Thanks for the UCLA tip. I'll probably end up applying there too.
Out of curiosity, are you guys interested in doing "cyberlaw" research as law students or are you hoping to exclusively practice "cyberlaw". My knee jerk reaction is that that's gonna be a field with limited practical application and that it'd be hard to build a career (or start a career) as someone who specifically practices internet-related law. Maybe I'm wrong, just curious.
I totally disagree. The internet is becoming more important with each passing day.
Suppose somebody on this board admitted to cheating on the LSAT. LSAC found out about it. To maintain the integrity of the test, they subpoena LSD to get the IP information, then subpoena the ISP to find out who the person is, then refer that person to the disciplinary committee. Should that be legal?

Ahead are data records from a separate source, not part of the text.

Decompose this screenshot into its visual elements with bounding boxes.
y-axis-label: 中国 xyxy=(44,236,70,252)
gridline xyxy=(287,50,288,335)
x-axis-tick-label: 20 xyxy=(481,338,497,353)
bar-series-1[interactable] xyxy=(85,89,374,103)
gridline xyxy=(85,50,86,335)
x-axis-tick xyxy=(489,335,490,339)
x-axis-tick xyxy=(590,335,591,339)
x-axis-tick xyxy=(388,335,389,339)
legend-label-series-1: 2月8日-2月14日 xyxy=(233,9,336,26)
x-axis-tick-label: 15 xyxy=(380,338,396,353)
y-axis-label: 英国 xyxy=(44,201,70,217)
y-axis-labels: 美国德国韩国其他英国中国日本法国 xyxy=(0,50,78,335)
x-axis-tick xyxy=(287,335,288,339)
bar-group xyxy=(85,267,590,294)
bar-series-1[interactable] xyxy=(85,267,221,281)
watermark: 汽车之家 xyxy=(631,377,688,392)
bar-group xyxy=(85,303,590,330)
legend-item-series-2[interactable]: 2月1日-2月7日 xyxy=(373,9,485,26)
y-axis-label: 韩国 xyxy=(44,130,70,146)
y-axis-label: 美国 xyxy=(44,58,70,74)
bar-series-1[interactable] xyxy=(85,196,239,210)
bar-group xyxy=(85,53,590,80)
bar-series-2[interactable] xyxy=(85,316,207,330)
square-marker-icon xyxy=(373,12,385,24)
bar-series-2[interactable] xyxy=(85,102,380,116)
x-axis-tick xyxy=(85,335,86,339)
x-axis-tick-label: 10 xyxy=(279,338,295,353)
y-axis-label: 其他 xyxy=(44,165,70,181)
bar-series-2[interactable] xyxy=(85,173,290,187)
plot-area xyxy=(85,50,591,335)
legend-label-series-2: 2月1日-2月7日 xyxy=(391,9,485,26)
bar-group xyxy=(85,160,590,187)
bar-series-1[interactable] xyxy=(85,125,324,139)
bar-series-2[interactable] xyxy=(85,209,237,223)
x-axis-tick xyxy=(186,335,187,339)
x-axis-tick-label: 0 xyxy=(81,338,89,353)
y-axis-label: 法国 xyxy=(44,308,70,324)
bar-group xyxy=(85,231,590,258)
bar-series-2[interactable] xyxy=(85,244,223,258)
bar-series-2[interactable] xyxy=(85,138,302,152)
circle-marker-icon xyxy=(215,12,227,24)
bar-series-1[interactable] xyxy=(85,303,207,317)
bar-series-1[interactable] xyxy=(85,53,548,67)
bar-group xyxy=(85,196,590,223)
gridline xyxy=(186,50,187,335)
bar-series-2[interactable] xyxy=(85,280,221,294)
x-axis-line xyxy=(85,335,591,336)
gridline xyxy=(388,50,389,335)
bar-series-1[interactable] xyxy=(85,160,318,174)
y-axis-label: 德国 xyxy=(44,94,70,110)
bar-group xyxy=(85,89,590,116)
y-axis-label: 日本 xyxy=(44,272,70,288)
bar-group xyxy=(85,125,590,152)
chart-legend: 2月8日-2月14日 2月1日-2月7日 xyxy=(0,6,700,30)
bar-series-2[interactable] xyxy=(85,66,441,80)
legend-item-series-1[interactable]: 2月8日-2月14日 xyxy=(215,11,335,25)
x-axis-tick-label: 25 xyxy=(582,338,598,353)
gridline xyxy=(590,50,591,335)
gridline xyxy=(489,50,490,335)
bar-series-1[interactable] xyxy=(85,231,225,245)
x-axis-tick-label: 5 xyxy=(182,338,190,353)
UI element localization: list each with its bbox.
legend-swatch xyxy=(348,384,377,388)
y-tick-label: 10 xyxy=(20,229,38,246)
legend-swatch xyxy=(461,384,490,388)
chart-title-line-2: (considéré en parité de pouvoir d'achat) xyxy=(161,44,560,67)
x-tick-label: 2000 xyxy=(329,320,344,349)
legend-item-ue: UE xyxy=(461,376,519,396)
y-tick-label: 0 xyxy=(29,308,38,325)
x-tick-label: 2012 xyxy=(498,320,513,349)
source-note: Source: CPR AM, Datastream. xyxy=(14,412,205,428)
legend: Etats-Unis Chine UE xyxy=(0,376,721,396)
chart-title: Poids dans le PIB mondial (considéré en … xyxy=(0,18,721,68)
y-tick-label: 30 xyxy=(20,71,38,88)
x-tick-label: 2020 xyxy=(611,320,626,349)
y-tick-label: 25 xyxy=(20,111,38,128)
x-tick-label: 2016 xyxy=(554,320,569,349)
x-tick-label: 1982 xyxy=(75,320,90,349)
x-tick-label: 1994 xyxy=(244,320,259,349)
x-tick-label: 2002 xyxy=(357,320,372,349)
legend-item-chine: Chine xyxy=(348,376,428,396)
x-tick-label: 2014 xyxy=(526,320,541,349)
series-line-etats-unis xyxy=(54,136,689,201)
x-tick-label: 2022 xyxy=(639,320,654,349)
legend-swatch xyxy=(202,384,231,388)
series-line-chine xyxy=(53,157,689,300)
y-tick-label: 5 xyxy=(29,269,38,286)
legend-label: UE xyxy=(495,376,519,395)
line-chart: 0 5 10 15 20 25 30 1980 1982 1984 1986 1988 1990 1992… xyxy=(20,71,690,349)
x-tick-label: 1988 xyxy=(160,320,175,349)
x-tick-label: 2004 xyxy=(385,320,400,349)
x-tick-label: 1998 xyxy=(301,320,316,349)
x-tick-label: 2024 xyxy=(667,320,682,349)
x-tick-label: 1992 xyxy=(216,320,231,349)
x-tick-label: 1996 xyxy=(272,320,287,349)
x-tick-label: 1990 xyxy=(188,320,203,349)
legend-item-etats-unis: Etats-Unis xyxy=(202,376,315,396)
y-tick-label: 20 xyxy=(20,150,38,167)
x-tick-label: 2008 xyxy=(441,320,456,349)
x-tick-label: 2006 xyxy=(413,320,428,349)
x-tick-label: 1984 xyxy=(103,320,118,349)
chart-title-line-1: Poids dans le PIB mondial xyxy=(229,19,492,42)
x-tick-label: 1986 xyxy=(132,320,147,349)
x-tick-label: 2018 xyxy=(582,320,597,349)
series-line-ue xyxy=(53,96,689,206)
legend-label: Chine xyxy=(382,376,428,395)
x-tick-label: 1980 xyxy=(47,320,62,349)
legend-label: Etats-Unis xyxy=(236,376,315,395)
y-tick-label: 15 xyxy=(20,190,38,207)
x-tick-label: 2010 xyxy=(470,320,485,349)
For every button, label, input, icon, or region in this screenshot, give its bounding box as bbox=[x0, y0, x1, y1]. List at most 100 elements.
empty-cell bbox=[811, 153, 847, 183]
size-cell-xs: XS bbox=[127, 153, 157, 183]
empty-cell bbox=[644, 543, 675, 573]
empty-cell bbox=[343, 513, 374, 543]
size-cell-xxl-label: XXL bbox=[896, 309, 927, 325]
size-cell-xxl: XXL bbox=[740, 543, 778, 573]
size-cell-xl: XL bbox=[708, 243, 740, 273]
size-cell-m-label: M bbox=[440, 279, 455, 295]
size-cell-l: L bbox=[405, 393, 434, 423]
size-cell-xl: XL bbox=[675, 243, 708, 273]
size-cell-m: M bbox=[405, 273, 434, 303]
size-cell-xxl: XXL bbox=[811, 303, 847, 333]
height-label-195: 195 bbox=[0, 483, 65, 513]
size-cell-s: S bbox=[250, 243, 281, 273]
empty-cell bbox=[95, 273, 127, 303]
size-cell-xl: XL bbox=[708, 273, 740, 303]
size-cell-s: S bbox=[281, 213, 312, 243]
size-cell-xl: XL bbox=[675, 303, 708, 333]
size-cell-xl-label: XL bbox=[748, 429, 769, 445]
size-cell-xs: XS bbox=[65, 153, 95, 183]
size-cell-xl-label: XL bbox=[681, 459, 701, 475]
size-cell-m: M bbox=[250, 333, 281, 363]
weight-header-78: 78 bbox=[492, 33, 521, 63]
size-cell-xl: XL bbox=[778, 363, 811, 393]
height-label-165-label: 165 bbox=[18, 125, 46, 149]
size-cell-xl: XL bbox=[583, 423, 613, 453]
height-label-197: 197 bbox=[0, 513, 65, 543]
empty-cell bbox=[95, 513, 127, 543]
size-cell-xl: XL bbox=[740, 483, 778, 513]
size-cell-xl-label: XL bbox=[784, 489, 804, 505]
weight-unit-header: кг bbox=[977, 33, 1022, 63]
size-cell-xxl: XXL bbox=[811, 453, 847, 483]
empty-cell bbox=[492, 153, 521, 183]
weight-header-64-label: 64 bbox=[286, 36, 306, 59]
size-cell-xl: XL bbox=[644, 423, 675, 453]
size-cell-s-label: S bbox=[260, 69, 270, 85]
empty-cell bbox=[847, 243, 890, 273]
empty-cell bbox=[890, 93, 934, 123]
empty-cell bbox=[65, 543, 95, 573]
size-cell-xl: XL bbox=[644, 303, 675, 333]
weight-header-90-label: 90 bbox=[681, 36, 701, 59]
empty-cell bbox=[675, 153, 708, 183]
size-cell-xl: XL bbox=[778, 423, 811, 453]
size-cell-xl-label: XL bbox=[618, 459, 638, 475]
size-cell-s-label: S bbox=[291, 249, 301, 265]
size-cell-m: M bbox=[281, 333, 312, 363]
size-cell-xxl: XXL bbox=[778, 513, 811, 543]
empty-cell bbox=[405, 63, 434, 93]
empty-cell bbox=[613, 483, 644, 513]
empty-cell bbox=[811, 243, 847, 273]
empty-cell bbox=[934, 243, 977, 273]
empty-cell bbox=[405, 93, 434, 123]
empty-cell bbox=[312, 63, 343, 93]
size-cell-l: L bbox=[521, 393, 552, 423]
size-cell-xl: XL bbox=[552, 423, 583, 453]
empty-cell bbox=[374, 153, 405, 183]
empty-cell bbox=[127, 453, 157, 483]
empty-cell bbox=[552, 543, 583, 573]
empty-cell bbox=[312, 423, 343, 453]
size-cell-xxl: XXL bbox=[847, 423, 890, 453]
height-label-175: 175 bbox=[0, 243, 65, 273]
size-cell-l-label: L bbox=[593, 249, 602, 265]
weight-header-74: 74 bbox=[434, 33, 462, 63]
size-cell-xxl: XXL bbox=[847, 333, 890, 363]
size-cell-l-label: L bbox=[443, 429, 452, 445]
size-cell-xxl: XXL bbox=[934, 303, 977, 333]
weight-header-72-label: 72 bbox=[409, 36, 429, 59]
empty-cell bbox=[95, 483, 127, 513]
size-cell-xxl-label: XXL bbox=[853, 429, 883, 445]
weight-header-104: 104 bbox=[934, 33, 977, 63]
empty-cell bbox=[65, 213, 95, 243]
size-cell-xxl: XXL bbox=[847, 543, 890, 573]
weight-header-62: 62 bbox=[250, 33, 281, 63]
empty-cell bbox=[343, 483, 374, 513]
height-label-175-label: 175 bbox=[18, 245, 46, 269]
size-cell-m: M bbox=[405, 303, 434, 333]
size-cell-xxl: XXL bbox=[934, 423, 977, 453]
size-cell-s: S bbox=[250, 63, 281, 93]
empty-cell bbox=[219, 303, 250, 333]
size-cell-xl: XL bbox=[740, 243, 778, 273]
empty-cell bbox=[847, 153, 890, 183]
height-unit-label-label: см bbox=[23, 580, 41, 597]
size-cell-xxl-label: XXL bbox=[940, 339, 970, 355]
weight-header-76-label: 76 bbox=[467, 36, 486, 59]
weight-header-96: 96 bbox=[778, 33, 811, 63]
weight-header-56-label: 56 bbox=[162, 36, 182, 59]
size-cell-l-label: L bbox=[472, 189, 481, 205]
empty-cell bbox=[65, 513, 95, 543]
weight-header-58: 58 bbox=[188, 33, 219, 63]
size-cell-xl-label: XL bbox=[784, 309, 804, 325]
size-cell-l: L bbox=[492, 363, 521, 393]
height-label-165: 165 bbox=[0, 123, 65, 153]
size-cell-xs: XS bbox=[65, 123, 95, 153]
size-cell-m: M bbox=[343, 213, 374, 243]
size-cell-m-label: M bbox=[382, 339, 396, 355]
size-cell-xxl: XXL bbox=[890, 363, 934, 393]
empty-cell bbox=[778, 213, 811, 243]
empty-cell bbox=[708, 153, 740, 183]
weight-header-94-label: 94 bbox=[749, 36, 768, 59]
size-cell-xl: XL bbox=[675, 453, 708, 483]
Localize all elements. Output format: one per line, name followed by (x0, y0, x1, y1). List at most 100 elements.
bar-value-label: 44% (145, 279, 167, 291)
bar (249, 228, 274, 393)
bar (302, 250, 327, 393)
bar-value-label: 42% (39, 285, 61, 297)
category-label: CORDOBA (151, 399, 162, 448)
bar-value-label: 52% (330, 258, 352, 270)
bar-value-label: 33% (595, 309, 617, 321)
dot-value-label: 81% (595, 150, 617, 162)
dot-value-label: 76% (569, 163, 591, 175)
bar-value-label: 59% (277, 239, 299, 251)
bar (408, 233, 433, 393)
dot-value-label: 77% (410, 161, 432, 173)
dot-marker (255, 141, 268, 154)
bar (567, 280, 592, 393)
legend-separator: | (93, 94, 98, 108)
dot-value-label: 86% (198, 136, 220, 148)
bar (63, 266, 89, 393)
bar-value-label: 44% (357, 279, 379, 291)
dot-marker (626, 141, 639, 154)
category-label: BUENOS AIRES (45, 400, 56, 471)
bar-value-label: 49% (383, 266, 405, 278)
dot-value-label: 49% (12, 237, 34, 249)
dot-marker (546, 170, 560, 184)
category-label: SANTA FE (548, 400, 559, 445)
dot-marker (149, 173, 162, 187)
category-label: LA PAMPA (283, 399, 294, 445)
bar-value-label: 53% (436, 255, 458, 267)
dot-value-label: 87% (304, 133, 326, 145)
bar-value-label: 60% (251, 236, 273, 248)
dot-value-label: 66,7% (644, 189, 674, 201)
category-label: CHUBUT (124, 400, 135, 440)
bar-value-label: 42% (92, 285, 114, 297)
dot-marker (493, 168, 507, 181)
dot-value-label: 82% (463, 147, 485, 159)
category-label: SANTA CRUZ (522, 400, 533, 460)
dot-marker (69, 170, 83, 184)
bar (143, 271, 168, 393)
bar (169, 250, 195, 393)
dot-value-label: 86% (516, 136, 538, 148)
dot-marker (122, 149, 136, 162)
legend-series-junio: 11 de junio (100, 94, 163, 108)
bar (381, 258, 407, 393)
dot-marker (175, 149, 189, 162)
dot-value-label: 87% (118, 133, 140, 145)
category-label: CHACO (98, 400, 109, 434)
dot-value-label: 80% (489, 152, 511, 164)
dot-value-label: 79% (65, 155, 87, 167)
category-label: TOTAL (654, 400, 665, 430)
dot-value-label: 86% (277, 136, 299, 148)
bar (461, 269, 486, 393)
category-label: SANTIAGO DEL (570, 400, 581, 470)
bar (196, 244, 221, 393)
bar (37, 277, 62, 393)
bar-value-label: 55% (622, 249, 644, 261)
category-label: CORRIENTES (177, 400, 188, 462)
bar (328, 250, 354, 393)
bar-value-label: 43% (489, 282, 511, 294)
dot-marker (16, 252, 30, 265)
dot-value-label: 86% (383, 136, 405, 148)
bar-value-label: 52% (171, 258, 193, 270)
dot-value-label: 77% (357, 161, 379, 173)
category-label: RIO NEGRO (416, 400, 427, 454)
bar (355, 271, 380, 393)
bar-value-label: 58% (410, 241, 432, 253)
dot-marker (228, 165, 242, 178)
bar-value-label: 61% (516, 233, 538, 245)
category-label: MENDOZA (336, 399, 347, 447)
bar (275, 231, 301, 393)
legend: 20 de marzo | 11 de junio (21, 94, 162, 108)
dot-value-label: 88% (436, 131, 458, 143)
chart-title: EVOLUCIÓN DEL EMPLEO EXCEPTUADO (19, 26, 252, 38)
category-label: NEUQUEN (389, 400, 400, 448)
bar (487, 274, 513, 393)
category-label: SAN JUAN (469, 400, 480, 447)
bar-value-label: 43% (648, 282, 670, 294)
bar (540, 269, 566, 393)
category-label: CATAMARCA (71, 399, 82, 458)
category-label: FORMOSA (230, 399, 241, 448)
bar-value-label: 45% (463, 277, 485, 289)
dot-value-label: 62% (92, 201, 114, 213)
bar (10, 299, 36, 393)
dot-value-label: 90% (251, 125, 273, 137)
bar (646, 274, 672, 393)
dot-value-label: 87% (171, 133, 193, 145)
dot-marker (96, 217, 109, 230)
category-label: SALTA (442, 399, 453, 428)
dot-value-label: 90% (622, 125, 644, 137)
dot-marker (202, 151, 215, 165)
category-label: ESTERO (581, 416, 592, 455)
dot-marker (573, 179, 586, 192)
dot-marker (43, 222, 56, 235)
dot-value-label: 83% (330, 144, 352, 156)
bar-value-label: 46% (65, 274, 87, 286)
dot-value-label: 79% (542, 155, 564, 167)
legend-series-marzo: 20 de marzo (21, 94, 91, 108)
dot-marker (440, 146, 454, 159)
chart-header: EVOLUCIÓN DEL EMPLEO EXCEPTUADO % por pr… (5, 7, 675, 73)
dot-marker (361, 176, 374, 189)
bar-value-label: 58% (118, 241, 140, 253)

If you said no: What if the person admitted to Lying on a law school application? Vehicular homicide? Forgery? Murder?
If you said yes: What about speeding? Petty theft? Lying on a résumé?
Where are those lines drawn, and what are the expectations for privacy online?
That's *just* civil liberties issues, which are largely undefined. That doesn't even begin to contemplate the massive amounts of business done online, and how that's going to shape our society.
Friend, I respect your opinion.... but I would say it's about as short-sighted as saying that there's no opportunities for intellectual property law, because "it's just a few movies". Perhaps, but there's a ton of cash involved. I'm not saying it's 'better' than any other field, but I am saying that there is money to be made.